Bio-Protocol (Sep 2020)
Determination of Intracellular Ca2+ Concentration in the Human Pathogens Trypanosomatids Leishmania mexicana and Trypanosoma cruzi by the Use of the Fluorescent Ca2+ Indicator Fura-2
Abstract
Ca2+ is an essential signaling messenger in all eukariotic cells, playing a pivotal role in many cellular functions as cell growth control (differentiation, fertilization and apoptosis), secretion, gene expression, enzyme regulation, among many others. This basic premise includes trypanosomatids as Trypanosoma cruzi and various species of Leishmania, the causative agents of Chagas disease and leishmaniasis respectively, where intracellular Ca2+ concentration ([Ca2+]i) has been demonstrated to be finely regulated.

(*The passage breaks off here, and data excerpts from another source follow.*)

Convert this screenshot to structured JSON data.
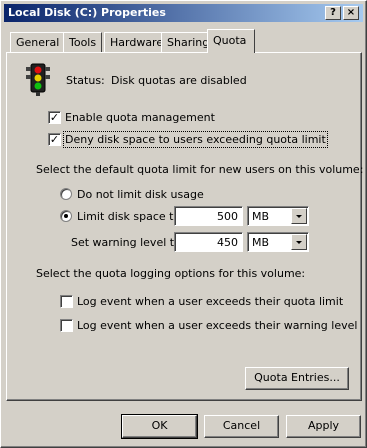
{
  "window": {
    "title": "Local Disk (C:) Properties",
    "help_label": "?",
    "close_label": "×"
  },
  "tabs": [
    {
      "label": "General"
    },
    {
      "label": "Tools"
    },
    {
      "label": "Hardware"
    },
    {
      "label": "Sharing"
    },
    {
      "label": "Quota",
      "active": true
    }
  ],
  "quota": {
    "status_label": "Status:",
    "status_value": "Disk quotas are disabled",
    "enable_quota_label": "Enable quota management",
    "enable_quota_checked": true,
    "deny_space_label": "Deny disk space to users exceeding quota limit",
    "deny_space_checked": true,
    "default_limit_heading": "Select the default quota limit for new users on this volume:",
    "no_limit_label": "Do not limit disk usage",
    "limit_label": "Limit disk space to",
    "limit_value": "500",
    "limit_unit": "MB",
    "warning_label": "Set warning level to",
    "warning_value": "450",
    "warning_unit": "MB",
    "logging_heading": "Select the quota logging options for this volume:",
    "log_limit_label": "Log event when a user exceeds their quota limit",
    "log_warning_label": "Log event when a user exceeds their warning level",
    "entries_button": "Quota Entries..."
  },
  "footer": {
    "ok": "OK",
    "cancel": "Cancel",
    "apply": "Apply"
  },
  "colors": {
    "face": "#d4d0c8",
    "title_start": "#0a246a",
    "title_end": "#a6caf0"
  },
  "icons": {
    "status": "traffic-light-icon"
  }
}
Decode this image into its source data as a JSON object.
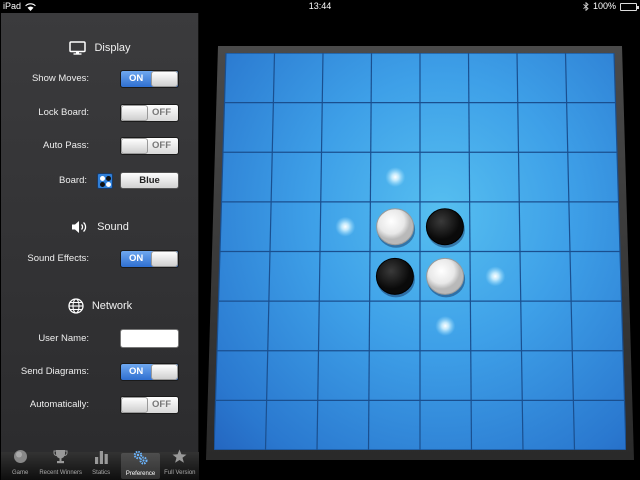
{
  "status_bar": {
    "device": "iPad",
    "time": "13:44",
    "battery": "100%"
  },
  "settings": {
    "display": {
      "header": "Display",
      "show_moves": {
        "label": "Show Moves:",
        "state": "ON"
      },
      "lock_board": {
        "label": "Lock Board:",
        "state": "OFF"
      },
      "auto_pass": {
        "label": "Auto Pass:",
        "state": "OFF"
      },
      "board": {
        "label": "Board:",
        "value": "Blue"
      }
    },
    "sound": {
      "header": "Sound",
      "sound_effects": {
        "label": "Sound Effects:",
        "state": "ON"
      }
    },
    "network": {
      "header": "Network",
      "user_name": {
        "label": "User Name:",
        "value": ""
      },
      "send_diagrams": {
        "label": "Send Diagrams:",
        "state": "ON"
      },
      "automatically": {
        "label": "Automatically:",
        "state": "OFF"
      }
    }
  },
  "tabs": [
    {
      "label": "Game",
      "icon": "disc-icon",
      "selected": false
    },
    {
      "label": "Recent Winners",
      "icon": "trophy-icon",
      "selected": false
    },
    {
      "label": "Statics",
      "icon": "bar-chart-icon",
      "selected": false
    },
    {
      "label": "Preference",
      "icon": "gears-icon",
      "selected": true
    },
    {
      "label": "Full Version",
      "icon": "star-icon",
      "selected": false
    }
  ],
  "board": {
    "size": 8,
    "color": "#3ea0e8",
    "pieces": [
      {
        "row": 3,
        "col": 3,
        "color": "white"
      },
      {
        "row": 3,
        "col": 4,
        "color": "black"
      },
      {
        "row": 4,
        "col": 3,
        "color": "black"
      },
      {
        "row": 4,
        "col": 4,
        "color": "white"
      }
    ],
    "move_hints": [
      {
        "row": 2,
        "col": 3
      },
      {
        "row": 3,
        "col": 2
      },
      {
        "row": 4,
        "col": 5
      },
      {
        "row": 5,
        "col": 4
      }
    ]
  },
  "colors": {
    "toggle_on": "#2f6fd0",
    "panel_bg": "#333335",
    "board_blue": "#3ea0e8"
  }
}
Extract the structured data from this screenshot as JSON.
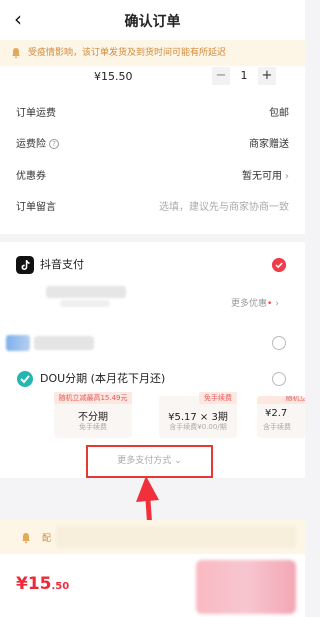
{
  "nav": {
    "back_icon": "chevron-left-icon",
    "title": "确认订单"
  },
  "notice": {
    "text": "受疫情影响，该订单发货及到货时间可能有所延迟",
    "icon": "bell-icon",
    "color": "#d08a3c"
  },
  "product": {
    "price": "¥15.50",
    "quantity": "1",
    "minus": "−",
    "plus": "+"
  },
  "order_rows": [
    {
      "label": "订单运费",
      "value": "包邮"
    },
    {
      "label": "运费险",
      "value": "商家赠送"
    },
    {
      "label": "优惠券",
      "value": "暂无可用"
    },
    {
      "label": "订单留言",
      "placeholder": "选填，建议先与商家协商一致"
    }
  ],
  "payment": {
    "douyin_pay": {
      "label": "抖音支付",
      "selected": true
    },
    "more_offers": "更多优惠",
    "dou_installment": {
      "label": "DOU分期 (本月花下月还)",
      "plans": [
        {
          "tag": "随机立减最高15.49元",
          "main": "不分期",
          "sub": "免手续费"
        },
        {
          "tag": "免手续费",
          "main": "¥5.17 × 3期",
          "sub": "含手续费¥0.00/期"
        },
        {
          "tag": "随机立",
          "main": "¥2.7",
          "sub": "含手续费"
        }
      ]
    },
    "more_methods": "更多支付方式"
  },
  "bottom": {
    "notice_text": "配",
    "total_big": "¥15",
    "total_small": ".50"
  },
  "colors": {
    "accent": "#ee2a3a",
    "highlight_box": "#e53935",
    "notice_bg": "#fdf6e6"
  }
}
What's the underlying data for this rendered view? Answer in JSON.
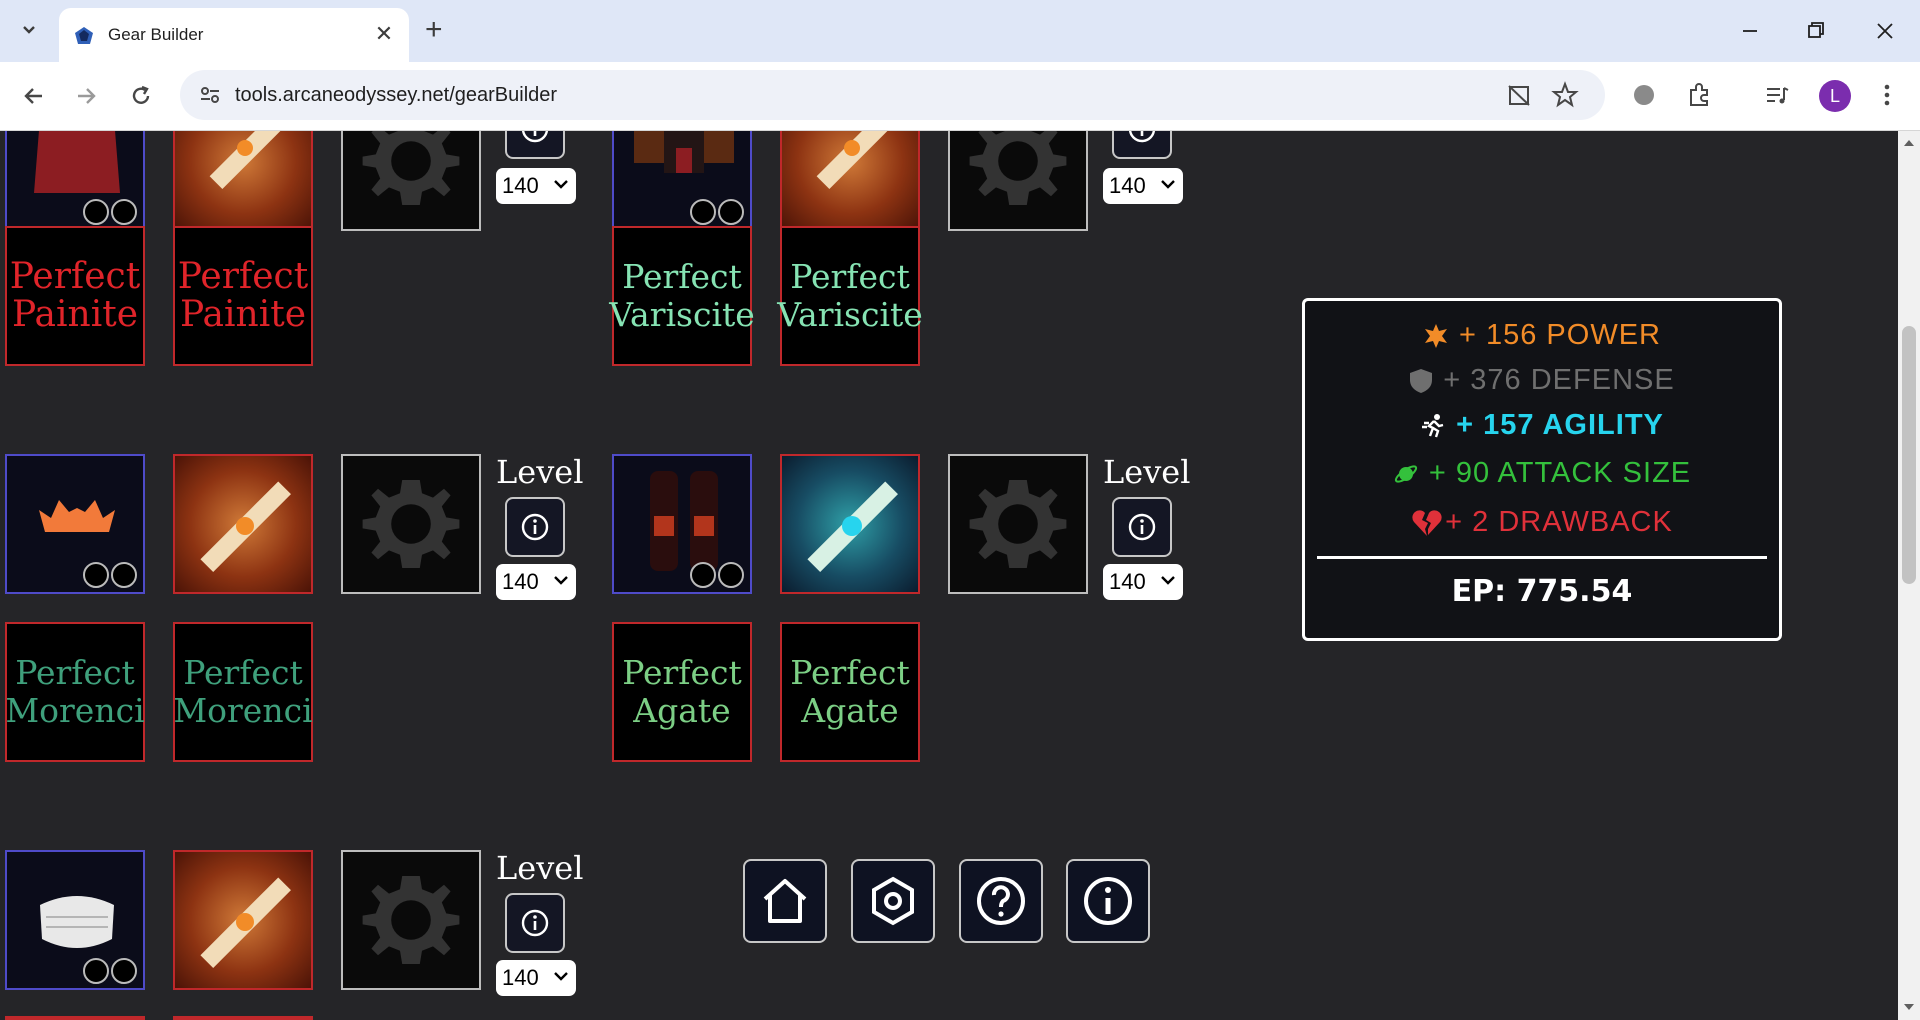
{
  "browser": {
    "tab_title": "Gear Builder",
    "url": "tools.arcaneodyssey.net/gearBuilder",
    "profile_initial": "L"
  },
  "gems": {
    "row1": [
      "Perfect\nPainite",
      "Perfect\nPainite",
      "Perfect\nVariscite",
      "Perfect\nVariscite"
    ],
    "row2": [
      "Perfect\nMorenci",
      "Perfect\nMorenci",
      "Perfect\nAgate",
      "Perfect\nAgate"
    ]
  },
  "level": {
    "label": "Level",
    "value": "140"
  },
  "stats": {
    "power": "+ 156 POWER",
    "defense": "+ 376 DEFENSE",
    "agility": "+ 157 AGILITY",
    "attack_size": "+ 90 ATTACK SIZE",
    "drawback": "+ 2 DRAWBACK",
    "ep": "EP: 775.54"
  },
  "colors": {
    "painite": "#e0242a",
    "variscite": "#86e3b3",
    "morenci": "#3fa07c",
    "agate": "#7ccf85",
    "power": "#f28c28",
    "defense": "#6f6f6f",
    "agility": "#27d4ee",
    "attack_size": "#34c13c",
    "drawback": "#e0313a"
  }
}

Nevertheless [Ca2+]i has been difficult to measure because of its very low cytoplasmic concentration (typically around 50-100 nM), when compared to the large concentration in the outside milieu (around 2 mM in blood). The development of intracellular fluorescent Ca2+-sensitive indicators has been of paramount importance to achieve this goal. The success was based on the synthesis of acetoximethylated derivative precursors, which allow the fluorescent molecules typically composed of many hydrophilic carboxyl groups responsible for its high affinity Ca2+-binding (and therefore very hydrophilic), to easily cross the plasma membrane. Once in the cell interior, unspecific esterases split the hydrophobic moiety from the fluorescent backbone structure, releasing the carboxyl groups, transforming it in turn to the acid form of the molecule, which remain trapped in the cytoplasm and regain its ability to fluoresce in a Ca2+-dependent manner. Among them, Fura-2 is by far the most used, because it is a ratiometric (two different wavelength excitation and one emission) Ca2+ indicator with a Ca2+ affinity compatible with the [Ca2+]i. This protocol essentially consists in loading exponential phase parasites with Fura-2 and recording changes in [Ca2+]i by mean of a double wavelength spectrofluorometer. This technique allows the acquisition of valuable information about [Ca2+]i changes in real time, as a consequence of diverse stimuli or changes in conditions, as addition of drugs or different natural modulators.